Publié le 5 janvier 2024 18:32. L’Italie est sur le point de lever ses objections à l’accord commercial entre l’Union européenne et le Mercosur, ouvrant la voie à une signature imminente qui pourrait créer la plus grande zone de libre-échange au monde. Cette volte-face intervient après des semaines de négociations intenses et de pressions de la part des agriculteurs européens.
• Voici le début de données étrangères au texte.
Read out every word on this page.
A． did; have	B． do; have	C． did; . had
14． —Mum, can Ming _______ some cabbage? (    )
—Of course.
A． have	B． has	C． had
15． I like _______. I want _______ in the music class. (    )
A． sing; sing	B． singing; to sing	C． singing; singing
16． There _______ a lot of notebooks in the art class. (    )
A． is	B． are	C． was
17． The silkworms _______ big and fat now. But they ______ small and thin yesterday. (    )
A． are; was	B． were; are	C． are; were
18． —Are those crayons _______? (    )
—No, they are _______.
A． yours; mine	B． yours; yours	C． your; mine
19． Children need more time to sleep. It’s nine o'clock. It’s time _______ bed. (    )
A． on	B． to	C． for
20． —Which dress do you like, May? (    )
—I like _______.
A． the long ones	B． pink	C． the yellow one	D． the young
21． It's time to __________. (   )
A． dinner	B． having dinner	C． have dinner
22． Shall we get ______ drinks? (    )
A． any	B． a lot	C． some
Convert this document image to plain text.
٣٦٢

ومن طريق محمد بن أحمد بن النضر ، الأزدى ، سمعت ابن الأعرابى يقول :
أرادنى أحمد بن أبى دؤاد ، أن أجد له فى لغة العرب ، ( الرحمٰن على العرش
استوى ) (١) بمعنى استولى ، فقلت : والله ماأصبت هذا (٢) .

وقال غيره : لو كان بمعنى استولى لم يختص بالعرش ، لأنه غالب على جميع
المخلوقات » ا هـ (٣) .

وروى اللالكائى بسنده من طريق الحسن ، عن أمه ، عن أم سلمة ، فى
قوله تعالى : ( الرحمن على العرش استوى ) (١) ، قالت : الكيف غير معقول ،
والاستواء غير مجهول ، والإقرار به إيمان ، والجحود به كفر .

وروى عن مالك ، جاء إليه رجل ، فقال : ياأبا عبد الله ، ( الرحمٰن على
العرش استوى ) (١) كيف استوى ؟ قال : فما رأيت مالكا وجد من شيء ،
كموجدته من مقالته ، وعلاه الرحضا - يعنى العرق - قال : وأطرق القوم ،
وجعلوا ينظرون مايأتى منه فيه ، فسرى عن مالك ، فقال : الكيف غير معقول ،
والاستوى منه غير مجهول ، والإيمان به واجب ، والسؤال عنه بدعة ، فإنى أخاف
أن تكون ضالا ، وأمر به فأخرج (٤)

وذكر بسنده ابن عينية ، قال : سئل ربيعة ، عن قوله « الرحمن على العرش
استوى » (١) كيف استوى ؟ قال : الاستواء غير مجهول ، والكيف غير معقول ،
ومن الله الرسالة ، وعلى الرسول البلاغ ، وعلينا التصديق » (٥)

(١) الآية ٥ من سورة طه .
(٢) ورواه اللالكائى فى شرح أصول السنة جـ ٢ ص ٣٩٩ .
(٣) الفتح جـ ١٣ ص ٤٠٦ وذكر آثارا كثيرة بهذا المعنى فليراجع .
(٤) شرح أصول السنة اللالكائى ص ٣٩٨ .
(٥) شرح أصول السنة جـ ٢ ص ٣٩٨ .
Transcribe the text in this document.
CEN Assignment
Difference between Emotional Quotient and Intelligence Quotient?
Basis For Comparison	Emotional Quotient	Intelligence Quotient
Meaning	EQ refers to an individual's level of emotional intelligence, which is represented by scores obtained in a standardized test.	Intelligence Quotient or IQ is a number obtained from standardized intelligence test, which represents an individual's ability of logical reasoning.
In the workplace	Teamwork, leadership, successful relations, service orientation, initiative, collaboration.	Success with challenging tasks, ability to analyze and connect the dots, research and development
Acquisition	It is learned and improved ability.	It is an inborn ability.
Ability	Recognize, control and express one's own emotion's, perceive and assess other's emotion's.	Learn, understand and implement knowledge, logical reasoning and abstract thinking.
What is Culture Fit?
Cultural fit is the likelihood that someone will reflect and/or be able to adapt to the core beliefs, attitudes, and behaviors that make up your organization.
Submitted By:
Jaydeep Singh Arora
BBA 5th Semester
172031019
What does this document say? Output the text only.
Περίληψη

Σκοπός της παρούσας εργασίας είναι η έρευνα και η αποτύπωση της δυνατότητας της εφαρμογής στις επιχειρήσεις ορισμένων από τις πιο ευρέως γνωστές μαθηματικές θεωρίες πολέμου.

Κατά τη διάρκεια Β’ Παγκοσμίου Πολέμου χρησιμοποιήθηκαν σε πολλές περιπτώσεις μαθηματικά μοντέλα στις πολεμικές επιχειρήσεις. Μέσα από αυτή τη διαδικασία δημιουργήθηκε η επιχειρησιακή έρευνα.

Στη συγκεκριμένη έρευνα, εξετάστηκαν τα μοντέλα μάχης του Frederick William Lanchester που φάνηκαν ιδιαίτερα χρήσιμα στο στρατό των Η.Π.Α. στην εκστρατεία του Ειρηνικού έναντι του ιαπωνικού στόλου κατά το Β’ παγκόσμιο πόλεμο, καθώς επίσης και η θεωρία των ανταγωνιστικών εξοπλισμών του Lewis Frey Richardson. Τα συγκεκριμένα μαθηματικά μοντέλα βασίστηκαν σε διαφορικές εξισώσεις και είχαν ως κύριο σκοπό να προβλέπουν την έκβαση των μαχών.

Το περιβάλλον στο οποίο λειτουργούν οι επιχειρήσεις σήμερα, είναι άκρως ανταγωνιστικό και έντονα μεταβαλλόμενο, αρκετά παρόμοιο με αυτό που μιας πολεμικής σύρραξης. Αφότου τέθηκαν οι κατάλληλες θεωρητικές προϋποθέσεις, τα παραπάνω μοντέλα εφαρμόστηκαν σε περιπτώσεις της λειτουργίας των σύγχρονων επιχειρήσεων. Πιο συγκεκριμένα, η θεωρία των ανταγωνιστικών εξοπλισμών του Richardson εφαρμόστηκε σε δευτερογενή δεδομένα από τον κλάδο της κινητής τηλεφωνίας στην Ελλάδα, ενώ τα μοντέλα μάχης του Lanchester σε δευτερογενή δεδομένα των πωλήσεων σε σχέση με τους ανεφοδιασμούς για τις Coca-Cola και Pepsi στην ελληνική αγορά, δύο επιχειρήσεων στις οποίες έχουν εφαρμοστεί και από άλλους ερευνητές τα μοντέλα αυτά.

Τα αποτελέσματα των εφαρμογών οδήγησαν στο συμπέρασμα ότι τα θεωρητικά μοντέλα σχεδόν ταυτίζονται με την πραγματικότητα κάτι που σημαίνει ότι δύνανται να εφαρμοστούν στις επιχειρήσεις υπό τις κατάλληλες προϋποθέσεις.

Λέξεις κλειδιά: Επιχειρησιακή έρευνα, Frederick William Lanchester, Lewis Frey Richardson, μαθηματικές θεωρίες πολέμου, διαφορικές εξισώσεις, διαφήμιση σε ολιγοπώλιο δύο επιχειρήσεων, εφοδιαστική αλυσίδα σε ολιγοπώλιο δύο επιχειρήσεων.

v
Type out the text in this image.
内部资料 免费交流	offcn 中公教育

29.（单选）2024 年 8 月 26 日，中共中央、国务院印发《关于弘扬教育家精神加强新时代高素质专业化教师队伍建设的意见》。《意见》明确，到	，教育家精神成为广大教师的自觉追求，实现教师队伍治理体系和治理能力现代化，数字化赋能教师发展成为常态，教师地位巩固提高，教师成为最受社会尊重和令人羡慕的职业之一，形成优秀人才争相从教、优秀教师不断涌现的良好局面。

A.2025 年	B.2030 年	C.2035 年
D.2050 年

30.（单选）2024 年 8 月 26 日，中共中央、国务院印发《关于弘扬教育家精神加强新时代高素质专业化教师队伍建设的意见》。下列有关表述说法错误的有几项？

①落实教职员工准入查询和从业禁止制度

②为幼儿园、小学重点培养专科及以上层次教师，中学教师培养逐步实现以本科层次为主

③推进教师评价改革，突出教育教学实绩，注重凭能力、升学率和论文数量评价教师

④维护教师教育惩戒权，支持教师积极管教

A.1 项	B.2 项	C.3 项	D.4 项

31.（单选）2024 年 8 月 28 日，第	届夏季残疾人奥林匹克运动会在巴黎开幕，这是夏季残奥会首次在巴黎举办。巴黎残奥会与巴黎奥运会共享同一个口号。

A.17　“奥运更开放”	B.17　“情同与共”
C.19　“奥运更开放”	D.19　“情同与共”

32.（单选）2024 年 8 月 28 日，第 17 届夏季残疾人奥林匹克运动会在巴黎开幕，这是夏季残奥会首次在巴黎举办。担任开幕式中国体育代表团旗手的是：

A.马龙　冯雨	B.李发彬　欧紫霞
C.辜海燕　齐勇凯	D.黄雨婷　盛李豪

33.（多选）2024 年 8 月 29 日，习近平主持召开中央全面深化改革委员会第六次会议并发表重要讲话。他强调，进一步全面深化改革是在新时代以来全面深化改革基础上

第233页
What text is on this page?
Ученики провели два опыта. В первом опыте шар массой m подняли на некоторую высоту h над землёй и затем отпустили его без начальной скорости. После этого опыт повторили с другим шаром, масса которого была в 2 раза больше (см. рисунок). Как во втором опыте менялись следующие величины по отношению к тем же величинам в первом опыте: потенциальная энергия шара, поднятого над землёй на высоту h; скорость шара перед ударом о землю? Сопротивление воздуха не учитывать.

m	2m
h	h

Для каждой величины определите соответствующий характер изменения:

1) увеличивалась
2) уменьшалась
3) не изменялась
- L’Italie devrait soutenir l’accord lors du vote des ambassadeurs de l’UE le 9 janvier.
- La signature de l’accord avec le Brésil, l’Argentine, l’Uruguay et le Paraguay est envisagée le 12 janvier.
- L’accord, négocié pendant 25 ans, créerait une zone de libre-échange de 780 millions de consommateurs.
Après des semaines de blocage, l’accord de libre-échange entre l’Union européenne et le Mercosur (Marché commun du Sud) semble enfin sur le point d’être conclu. Rome, qui, avec Paris, avait freiné l’adoption du texte, devrait changer de position lors du vote des ambassadeurs des États membres de l’UE, prévu le 9 janvier. Si cette évolution se confirme, la signature officielle de l’accord avec le Brésil, l’Argentine, l’Uruguay et le Paraguay pourrait intervenir dès le 12 janvier.
L’accord avait été suspendu le mois dernier en raison des inquiétudes exprimées par l’Italie et la France quant à l’impact sur les agriculteurs européens. Ces derniers craignent une concurrence accrue de la part des produits agricoles sud-américains, souvent moins chers. La Première ministre italienne, Georgia Meloni, aurait demandé des garanties supplémentaires pour protéger l’agriculture européenne, ainsi que des fonds dédiés pour soutenir les agriculteurs via le budget communautaire.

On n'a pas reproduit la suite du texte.